Molly’s pups were whelped in what was the barn’s office, a damp, musty, carpeted little room filled with piles of potentially-lethal objects: tool boxes, metal shelving, a bit of exercise equipment. I spent an hour or two that morning relocating her to a spacious, airy, and safe box stall. Heidi supervised as I lined the stall floor with flattened cardboard boxes, a layer of waste hay, and a topping of fresh, clean straw. She observed me stealing away with one pup after another, moving Molly’s new litter to the opposite end of the barn. When she came closer to supervise, Molly came out growling and barking, protecting her offspring from their doting Aunt Heidi. Yelling at Molly didn’t disabuse her of the notion that Heidi posed a threat, but Heidi seemed to understand both Molly’s message (it was difficult to miss) and mine. That Heidi is one smart dog.
Six days later, this morning, Molly is comfortable leaving her seven pups (one died the day she was born, likely inadvertently smothered by Mommadog) to come out for water, social contact, and a change of scenery. Eyes still closed, the pups squirm about the stall, slithering to new sleeping spots with regularity. Molly still barks half-heartedly at dogs approaching her pups, but I suspect Luther has actually been in to see them, and even BullyBob the goat popped into the stall one time to see what all the fuss was about (and to examine the kibble in Molly’s dish) and emerged unscathed.
Yesterday I prepared a nesting place for Heidi in the barn’s corridor, far from Molly’s view, in the shaded safety of the building, with various flimsy barriers to hem pups in and discourage goats from investigating. This morning I found Heidi firmly ensconced in one of the dogs’ chosen shelters: beneath a tarp-covered collection of prized white oak and sassafras boards filling the island of the driveway’s turnaround. Her ferocious barking when Luther or Molly trotted by alerted me to her motherhood status. Standing halfway across the gravel drive, I witnessed Heidi ministering to two dirt-blackened pups. The dogs have created cooling dugouts beneath various caches of boards, spots where the shaded earth helps keep them cool on these scorching-hot days. The particular dugout Heidi chose for whelping offers a central location fairly close to the barn, but the complete absence of tree-shade above the boards offers the brand-new pups ample opportunity to cook before noon.
Although Heidi has been quite affectionate towards me this week, allowing herself to be petted and rubbed at length on numerous occasions each day, with her fiercely-protective attitude, I was not eager to try moving her pups right away. But I was already dripping with sweat, having been outdoors nearly five minutes, and did not see how the pups could stay cool enough to live through the day let alone longer, so I found the next-best solution. Beside the storage trailer was a pile of Styrofoam insulation leftover from the shop-in-progress’s slab; I piled sheets of Styrofoam atop Heidi’s cave until I thought she had at least a chance of being shielded from the heat. All the while I talked to Heidi, explaining to her what caused the noises beside and behind her, and overhead. She let me work with only the occasional warning bark to keep my distance. We topped the stacked Styrofoam sheets with a large tarpaulin (we seem to have a few around here), weighted that down with wood, and left Heidi to finish whelping in peace.

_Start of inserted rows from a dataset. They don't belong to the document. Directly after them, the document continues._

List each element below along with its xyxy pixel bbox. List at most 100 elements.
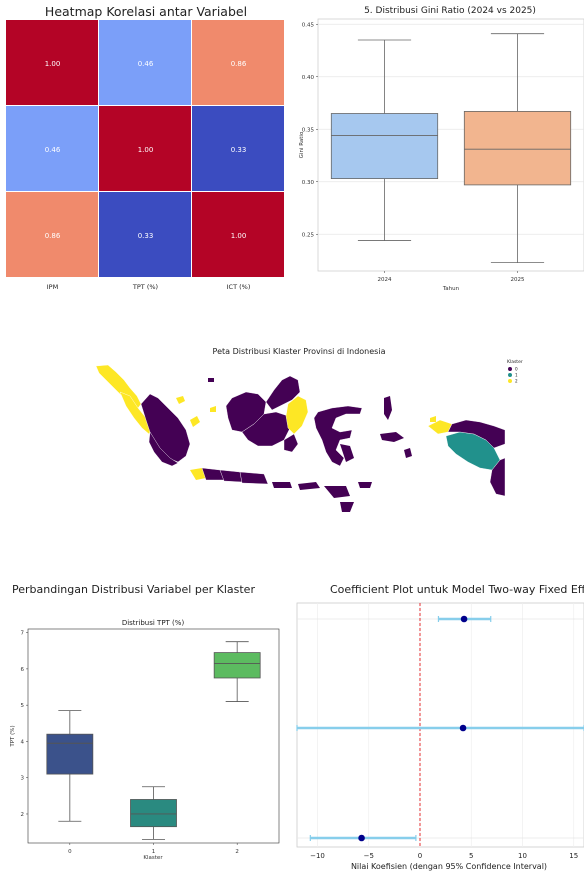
x-tick-label: 2024: [378, 277, 392, 283]
heatmap-cell: [6, 192, 98, 277]
coefficient-point: [459, 724, 467, 732]
gini-title: 5. Distribusi Gini Ratio (2024 vs 2025): [364, 6, 536, 16]
box-body: [46, 733, 94, 775]
map-legend-label: 2: [515, 379, 518, 384]
heatmap-panel: Heatmap Korelasi antar Variabel 1.00 0.46…: [6, 4, 284, 291]
coef-points: [296, 603, 584, 847]
y-tick-label: 0.40: [302, 75, 315, 81]
x-tick-label: −5: [364, 852, 374, 860]
map-region-ntt-1: [298, 482, 320, 490]
heatmap-cell: [192, 106, 284, 191]
map-region-banten-jakarta: [190, 468, 206, 480]
coef-x-axis-label: Nilai Koefisien (dengan 95% Confidence I…: [351, 862, 547, 871]
cluster-title: Distribusi TPT (%): [122, 619, 185, 627]
y-tick-label: 7: [21, 631, 25, 637]
x-tick-label: 1: [152, 849, 156, 855]
heatmap-cell-value: 0.46: [138, 60, 154, 68]
x-tick-label: 15: [569, 852, 578, 860]
heatmap-cell: [6, 20, 98, 105]
map-region-papua-island: [430, 416, 436, 422]
heatmap-cell-value: 0.46: [45, 146, 61, 154]
heatmap-x-labels: IPM TPT (%) ICT (%): [47, 283, 251, 291]
cluster-map-panel: Peta Distribusi Klaster Provinsi di Indo…: [95, 347, 523, 512]
coefficient-point: [460, 615, 468, 623]
map-region-papua-south: [489, 457, 506, 497]
gini-x-ticks: 2024 2025: [378, 271, 525, 283]
box-body: [463, 111, 572, 186]
heatmap-cell-value: 0.86: [231, 60, 247, 68]
map-region-karimata: [210, 406, 216, 412]
map-region-maluku: [380, 432, 404, 442]
x-tick-label: 2025: [511, 277, 525, 283]
x-tick-label: 10: [518, 852, 527, 860]
heatmap-title: Heatmap Korelasi antar Variabel: [45, 4, 247, 19]
map-region-natuna: [208, 378, 214, 382]
y-tick-label: 2: [21, 812, 25, 818]
y-tick-label: 0.35: [302, 127, 315, 133]
map-legend-label: 1: [515, 373, 518, 378]
map-region-sulawesi-southeast: [340, 444, 354, 462]
map-region-kalimantan-east: [285, 395, 309, 435]
heatmap-x-label: ICT (%): [227, 283, 251, 291]
heatmap-cell: [192, 192, 284, 277]
map-region-maluku-islands: [404, 448, 412, 458]
map-region-ntt-2: [324, 486, 350, 498]
map-region-jawa-timur: [239, 471, 269, 485]
heatmap-cell-value: 1.00: [45, 60, 61, 68]
map-region-riau-islands: [176, 396, 185, 404]
indonesia-map: [95, 364, 506, 512]
heatmap-cell-value: 0.33: [138, 232, 154, 240]
map-legend-marker: [508, 373, 512, 377]
heatmap-cell-value: 1.00: [231, 232, 247, 240]
cluster-y-axis-label: TPT (%): [10, 725, 16, 747]
map-region-ntt-3: [340, 502, 354, 512]
cluster-suptitle: Perbandingan Distribusi Variabel per Kla…: [12, 583, 255, 596]
map-region-maluku-north: [384, 396, 392, 420]
map-legend-marker: [508, 379, 512, 383]
heatmap-cell: [99, 106, 191, 191]
y-tick-label: 4: [21, 739, 25, 745]
heatmap-cell: [99, 20, 191, 105]
x-tick-label: 0: [68, 849, 72, 855]
coef-x-ticks: −10 −5 0 5 10 15: [310, 852, 578, 860]
y-tick-label: 3: [21, 776, 25, 782]
map-region-kalimantan-north: [265, 375, 301, 411]
map-legend-marker: [508, 367, 512, 371]
map-region-bangka: [190, 416, 200, 427]
heatmap-cell: [99, 192, 191, 277]
heatmap-cell: [6, 106, 98, 191]
x-tick-label: 2: [235, 849, 239, 855]
y-tick-label: 0.25: [302, 232, 315, 238]
cluster-x-axis-label: Klaster: [143, 855, 163, 861]
y-tick-label: 6: [21, 667, 25, 673]
y-tick-label: 0.30: [302, 180, 315, 186]
coef-plot-area: [296, 602, 584, 848]
y-tick-label: 0.45: [302, 22, 315, 28]
map-region-kalimantan-south: [283, 433, 299, 453]
x-tick-label: 0: [418, 852, 422, 860]
box-body: [130, 799, 177, 828]
heatmap-cell: [192, 20, 284, 105]
heatmap-cell-value: 1.00: [138, 146, 154, 154]
heatmap-cells: 1.00 0.46 0.86 0.46 1.00 0.33 0.86 0.33 1.00: [6, 20, 284, 277]
heatmap-x-label: IPM: [47, 283, 58, 291]
map-legend: Klaster 012: [507, 359, 523, 384]
gini-y-ticks: 0.25 0.30 0.35 0.40 0.45: [302, 22, 318, 238]
gini-y-axis-label: Gini Ratio: [299, 131, 305, 158]
gini-x-axis-label: Tahun: [442, 286, 460, 292]
y-tick-label: 5: [21, 703, 25, 709]
cluster-y-ticks: 2 3 4 5 6 7: [21, 631, 28, 818]
map-legend-title: Klaster: [507, 359, 523, 365]
cluster-boxplot-panel: Perbandingan Distribusi Variabel per Kla…: [10, 583, 280, 861]
coef-title: Coefficient Plot untuk Model Two-way Fix…: [330, 583, 584, 596]
coefficient-point: [358, 834, 365, 842]
box-body: [330, 113, 439, 179]
map-legend-items: 012: [508, 367, 518, 384]
map-legend-label: 0: [515, 367, 518, 372]
map-region-ntt-4: [358, 482, 372, 488]
gini-boxplot-panel: 5. Distribusi Gini Ratio (2024 vs 2025) …: [299, 6, 584, 292]
map-region-papua-north: [447, 419, 506, 449]
map-region-kalimantan-central: [241, 411, 291, 447]
heatmap-x-label: TPT (%): [132, 283, 158, 291]
coefficient-plot-panel: Coefficient Plot untuk Model Two-way Fix…: [296, 583, 584, 871]
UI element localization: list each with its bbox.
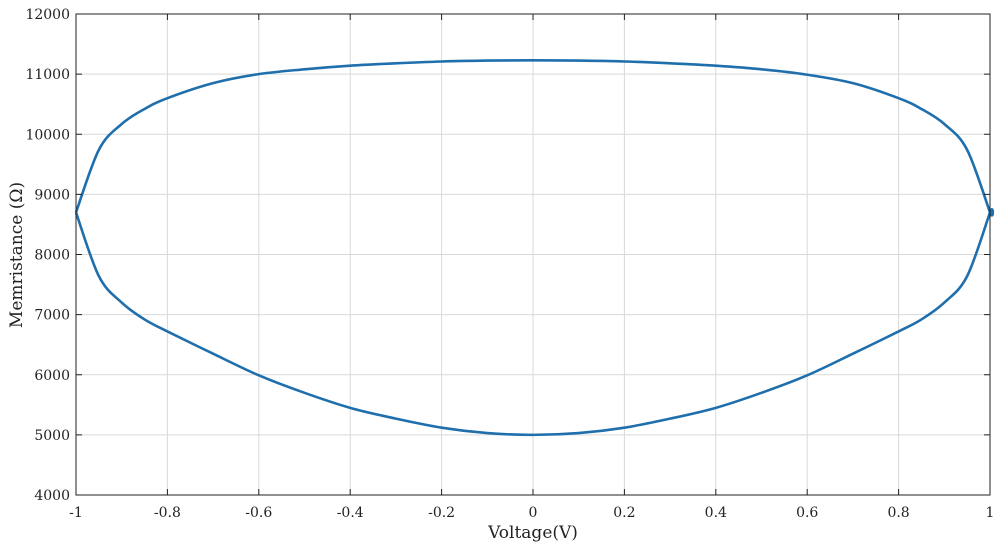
x-tick-label: 0.8 <box>887 505 909 521</box>
x-tick-label: 0.4 <box>705 505 727 521</box>
y-tick-label: 11000 <box>25 67 70 83</box>
x-tick-label: -0.4 <box>337 505 364 521</box>
x-tick-label: -0.8 <box>154 505 181 521</box>
series-layer <box>74 58 995 437</box>
y-tick-label: 7000 <box>34 308 70 324</box>
x-tick-label: -0.6 <box>245 505 272 521</box>
y-tick-label: 5000 <box>34 428 70 444</box>
y-tick-label: 6000 <box>34 368 70 384</box>
x-tick-label: 1 <box>986 505 995 521</box>
y-tick-label: 12000 <box>25 7 70 23</box>
tick-marks <box>75 13 991 496</box>
x-axis-label: Voltage(V) <box>487 523 578 543</box>
x-tick-label: 0.6 <box>796 505 818 521</box>
x-tick-label: 0 <box>529 505 538 521</box>
y-tick-label: 9000 <box>34 187 70 203</box>
y-tick-label: 4000 <box>34 488 70 504</box>
x-tick-label: -1 <box>69 505 83 521</box>
y-tick-labels: 4000 5000 6000 7000 8000 9000 10000 11000 12000 <box>25 7 70 504</box>
x-tick-label: 0.2 <box>613 505 635 521</box>
y-axis-label: Memristance (Ω) <box>7 182 27 328</box>
grid-lines <box>75 13 991 496</box>
y-tick-label: 8000 <box>34 248 70 264</box>
x-tick-labels: -1 -0.8 -0.6 -0.4 -0.2 0 0.2 0.4 0.6 0.8 1 <box>69 505 994 521</box>
y-tick-label: 10000 <box>25 127 70 143</box>
x-tick-label: -0.2 <box>428 505 455 521</box>
series-line-0 <box>74 58 995 437</box>
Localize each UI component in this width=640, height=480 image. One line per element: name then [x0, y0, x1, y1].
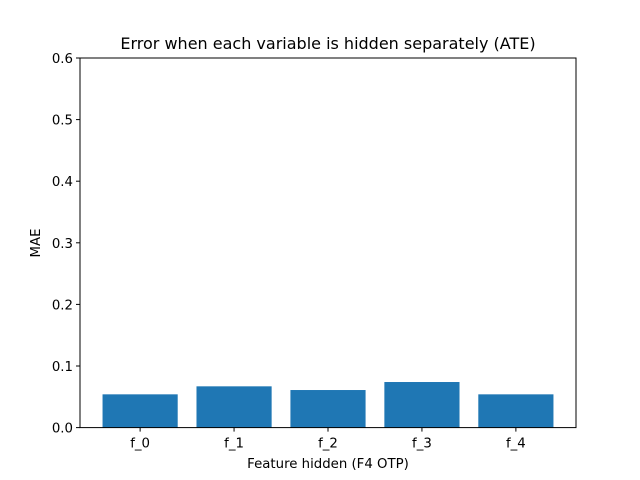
bar-f-3 [384, 382, 460, 428]
y-tick-label: 0.1 [52, 360, 73, 375]
y-axis: 0.0 0.1 0.2 0.3 0.4 0.5 0.6 [52, 52, 80, 437]
y-tick-label: 0.6 [52, 52, 73, 67]
y-tick-label: 0.3 [52, 237, 73, 252]
x-tick-label: f_0 [130, 437, 150, 452]
y-tick-label: 0.4 [52, 175, 73, 190]
x-axis-label: Feature hidden (F4 OTP) [247, 457, 409, 472]
x-tick-label: f_1 [224, 437, 244, 452]
bar-f-4 [478, 394, 554, 428]
bar-f-1 [196, 386, 272, 428]
y-axis-label: MAE [29, 229, 44, 258]
chart-title: Error when each variable is hidden separ… [120, 34, 535, 53]
bar-f-0 [102, 394, 178, 428]
x-axis: f_0 f_1 f_2 f_3 f_4 [130, 427, 526, 452]
bars-group [102, 382, 554, 428]
x-tick-label: f_2 [318, 437, 338, 452]
x-tick-label: f_4 [506, 437, 526, 452]
plot-frame [79, 57, 577, 429]
x-tick-label: f_3 [412, 437, 432, 452]
y-tick-label: 0.5 [52, 114, 73, 129]
bar-f-2 [290, 390, 366, 428]
y-tick-label: 0.2 [52, 298, 73, 313]
y-tick-label: 0.0 [52, 422, 73, 437]
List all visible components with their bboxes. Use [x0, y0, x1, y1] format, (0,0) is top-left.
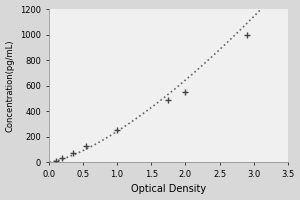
X-axis label: Optical Density: Optical Density — [131, 184, 206, 194]
Y-axis label: Concentration(pg/mL): Concentration(pg/mL) — [6, 39, 15, 132]
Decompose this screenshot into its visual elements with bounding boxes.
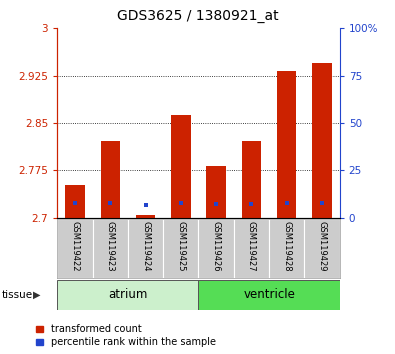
Text: GDS3625 / 1380921_at: GDS3625 / 1380921_at (117, 9, 278, 23)
Legend: transformed count, percentile rank within the sample: transformed count, percentile rank withi… (36, 325, 216, 347)
Bar (100, 141, 120, 218)
Text: ventricle: ventricle (243, 288, 295, 301)
Bar (242, 141, 261, 218)
Bar (57, 280, 199, 310)
Bar (65, 185, 85, 218)
Bar (199, 219, 234, 278)
Bar (234, 219, 269, 278)
Bar (128, 219, 163, 278)
Text: atrium: atrium (108, 288, 148, 301)
Text: GSM119422: GSM119422 (70, 221, 79, 272)
Bar (207, 166, 226, 218)
Bar (57, 219, 92, 278)
Bar (92, 219, 128, 278)
Text: GSM119427: GSM119427 (247, 221, 256, 272)
Text: GSM119424: GSM119424 (141, 221, 150, 272)
Bar (277, 71, 297, 218)
Bar (199, 280, 340, 310)
Text: ▶: ▶ (33, 290, 40, 299)
Text: GSM119428: GSM119428 (282, 221, 291, 272)
Text: GSM119423: GSM119423 (106, 221, 115, 272)
Text: GSM119425: GSM119425 (176, 221, 185, 272)
Bar (136, 215, 155, 218)
Bar (269, 219, 305, 278)
Bar (312, 63, 332, 218)
Text: GSM119429: GSM119429 (318, 221, 327, 272)
Bar (163, 219, 198, 278)
Bar (305, 219, 340, 278)
Text: tissue: tissue (2, 290, 33, 299)
Bar (171, 115, 190, 218)
Text: GSM119426: GSM119426 (212, 221, 221, 272)
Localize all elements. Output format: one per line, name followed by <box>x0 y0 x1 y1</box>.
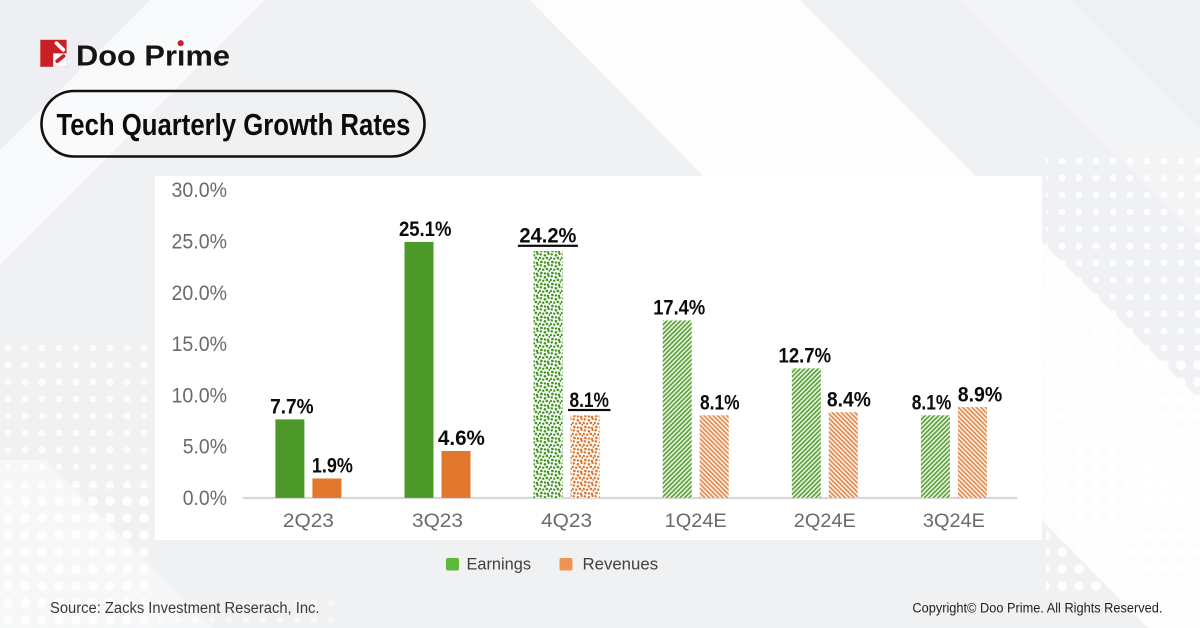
svg-text:Earnings: Earnings <box>467 556 532 574</box>
svg-text:5.0%: 5.0% <box>183 436 227 459</box>
svg-text:Revenues: Revenues <box>583 556 659 574</box>
svg-text:2Q24E: 2Q24E <box>794 511 856 532</box>
svg-text:4.6%: 4.6% <box>438 427 485 450</box>
svg-text:1.9%: 1.9% <box>312 455 353 478</box>
svg-text:7.7%: 7.7% <box>270 396 314 419</box>
svg-text:10.0%: 10.0% <box>172 384 228 407</box>
svg-text:0.0%: 0.0% <box>183 487 227 510</box>
svg-text:Source: Zacks Investment Reser: Source: Zacks Investment Reserach, Inc. <box>50 600 320 617</box>
svg-text:8.1%: 8.1% <box>912 392 952 415</box>
svg-text:2Q23: 2Q23 <box>283 511 334 532</box>
svg-text:25.1%: 25.1% <box>399 218 452 241</box>
svg-text:Tech Quarterly Growth Rates: Tech Quarterly Growth Rates <box>57 107 411 142</box>
svg-text:8.1%: 8.1% <box>569 389 609 412</box>
svg-text:30.0%: 30.0% <box>172 179 228 202</box>
svg-text:25.0%: 25.0% <box>172 231 228 254</box>
svg-text:Copyright© Doo Prime. All Righ: Copyright© Doo Prime. All Rights Reserve… <box>912 601 1162 616</box>
svg-text:8.9%: 8.9% <box>958 383 1003 406</box>
svg-text:24.2%: 24.2% <box>519 225 576 248</box>
svg-text:1Q24E: 1Q24E <box>665 511 727 532</box>
svg-text:12.7%: 12.7% <box>779 345 832 368</box>
svg-text:17.4%: 17.4% <box>653 297 705 320</box>
svg-text:3Q23: 3Q23 <box>412 511 463 532</box>
svg-text:8.1%: 8.1% <box>700 392 740 415</box>
svg-text:4Q23: 4Q23 <box>541 511 592 532</box>
svg-text:8.4%: 8.4% <box>827 388 871 411</box>
svg-text:20.0%: 20.0% <box>172 282 228 305</box>
svg-text:Doo Prıme: Doo Prıme <box>76 41 230 73</box>
svg-text:15.0%: 15.0% <box>172 333 228 356</box>
svg-text:3Q24E: 3Q24E <box>923 511 985 532</box>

Later I returned to find two puppies tumbling down the dirt embankment at the front of their new home. Straw backed by a log work to temporarily hem them in. Heidi also allowed me to refresh her water and place kibble inside her area. I saw four pups, and later a fifth. Hopefully she and her new pups will do fine in her chosen location.
A dozen puppies. As my mother used to exclaim, “Heavens to Betsy!”